Ethanolic extract of Ocimum sanctum leaf modulates oxidative stress, cell cycle and apoptosis in head and neck cancer cell lines

Ocimum sanctum Linn. is a medicinal herb that has cytotoxic effects by inducing oxidative stress in some carcinomas. This study aimed to examine the impact of O. sanctum leaf extract on oxidative stress, cell cycle progression, and apoptosis in cell lines of head and neck squamous cell carcinoma (HNSCC). Isogenic primary (HN18/HN30) and metastatic (HN17/HN31) HNSCC cell lines were used. Preparation of the ethanolic extract of O. sanctum leaf (EEOS) was carried out. HNSCC cell lines were exposed to varying concentrations (0.1-0.8 mg/ml) of EEOS for a duration of 72 h, and the MTT assay was utilized to determine the cytotoxic doses. To assess the impact of EEOS on HNSCC cells, the levels of reactive oxygen species (ROS) and malondialdehyde were measured using a fluorometric method. Flow cytometry was utilized to evaluate effects of EEOS on the cell cycle, DNA damage, and apoptosis in HNSCC cells. Caspase-3 and -9 levels in the EEOS-treated HNSCC cells were measured by ELISA. The chemical components in EEOS were detected using high-performance liquid chromatography-electrospray ionization-time of flight-mass spectrometry. EEOS exhibited cytotoxicity against the HN18, HN17, HN30 and HN31 cells at minimum concentrations of 0.1, 0.3, 0.2 and 0.2 mg/ml, respectively. Treatment with EEOS resulted in a significant increase in ROS levels in HN18 and HN17 cells. Additionally, EEOS significantly induced the levels of malondialdehyde in HN18 and HN31 cells. Moreover, EEOS arrested the cell cycle in HN30 and HN31 cells, and significantly induced DNA damage and apoptosis in the HN18, HN30, and HN31 cells.

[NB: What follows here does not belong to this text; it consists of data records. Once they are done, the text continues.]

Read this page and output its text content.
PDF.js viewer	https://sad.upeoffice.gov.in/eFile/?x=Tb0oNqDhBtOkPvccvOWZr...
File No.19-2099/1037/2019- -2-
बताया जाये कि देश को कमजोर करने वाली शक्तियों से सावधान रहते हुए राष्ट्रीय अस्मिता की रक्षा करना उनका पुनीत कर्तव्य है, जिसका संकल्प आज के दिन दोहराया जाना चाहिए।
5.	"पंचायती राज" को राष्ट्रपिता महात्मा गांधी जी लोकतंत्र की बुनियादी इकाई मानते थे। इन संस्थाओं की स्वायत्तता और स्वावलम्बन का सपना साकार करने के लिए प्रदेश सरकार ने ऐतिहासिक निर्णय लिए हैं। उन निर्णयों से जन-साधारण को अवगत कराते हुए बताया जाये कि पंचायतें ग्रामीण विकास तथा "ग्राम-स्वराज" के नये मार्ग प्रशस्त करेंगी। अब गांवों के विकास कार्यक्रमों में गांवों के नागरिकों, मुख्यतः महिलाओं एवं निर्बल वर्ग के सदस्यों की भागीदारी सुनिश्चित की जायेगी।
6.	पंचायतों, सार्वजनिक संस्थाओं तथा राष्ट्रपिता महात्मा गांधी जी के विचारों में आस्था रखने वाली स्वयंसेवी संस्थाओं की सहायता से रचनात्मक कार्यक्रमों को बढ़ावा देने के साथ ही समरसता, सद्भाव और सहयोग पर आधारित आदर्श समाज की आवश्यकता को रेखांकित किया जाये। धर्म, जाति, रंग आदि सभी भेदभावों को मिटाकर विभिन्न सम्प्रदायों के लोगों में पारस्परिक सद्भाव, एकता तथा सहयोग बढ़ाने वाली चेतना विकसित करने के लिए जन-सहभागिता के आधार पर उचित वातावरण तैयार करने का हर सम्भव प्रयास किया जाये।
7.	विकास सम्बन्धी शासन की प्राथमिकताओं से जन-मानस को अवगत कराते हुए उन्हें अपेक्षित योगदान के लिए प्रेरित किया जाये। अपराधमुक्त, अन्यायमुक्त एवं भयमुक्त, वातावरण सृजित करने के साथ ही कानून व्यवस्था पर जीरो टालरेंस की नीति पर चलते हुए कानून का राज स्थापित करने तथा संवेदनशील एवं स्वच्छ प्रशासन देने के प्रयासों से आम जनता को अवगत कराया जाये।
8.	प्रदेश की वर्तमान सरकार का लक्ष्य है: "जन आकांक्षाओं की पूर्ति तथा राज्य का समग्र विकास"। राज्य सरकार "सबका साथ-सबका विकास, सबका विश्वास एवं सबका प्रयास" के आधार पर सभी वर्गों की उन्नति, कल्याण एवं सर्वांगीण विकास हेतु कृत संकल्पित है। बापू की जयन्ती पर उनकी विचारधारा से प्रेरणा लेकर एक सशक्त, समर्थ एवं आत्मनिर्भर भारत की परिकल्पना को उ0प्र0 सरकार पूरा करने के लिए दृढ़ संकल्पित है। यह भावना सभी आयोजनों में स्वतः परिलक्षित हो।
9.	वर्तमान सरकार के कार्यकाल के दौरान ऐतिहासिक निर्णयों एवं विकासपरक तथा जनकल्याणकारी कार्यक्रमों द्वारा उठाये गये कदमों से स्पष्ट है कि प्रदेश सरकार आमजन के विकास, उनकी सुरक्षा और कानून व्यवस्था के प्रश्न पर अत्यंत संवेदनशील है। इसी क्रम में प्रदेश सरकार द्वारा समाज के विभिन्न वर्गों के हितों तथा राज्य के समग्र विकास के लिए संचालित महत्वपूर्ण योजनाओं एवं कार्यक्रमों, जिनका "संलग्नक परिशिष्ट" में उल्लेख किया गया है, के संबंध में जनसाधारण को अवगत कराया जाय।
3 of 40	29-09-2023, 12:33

EEOS selectively increased caspase-9 in the HN18 cells. However, caspase3 was activated without apoptosis in the EEOS-treated HN17 cells. The constituents of EEOS were identified as rosmarinic acid, caffeic acid, and apigenin. In conclusion, EEOS exhibits various prooxidative and apoptotic effects between HNSCC cells.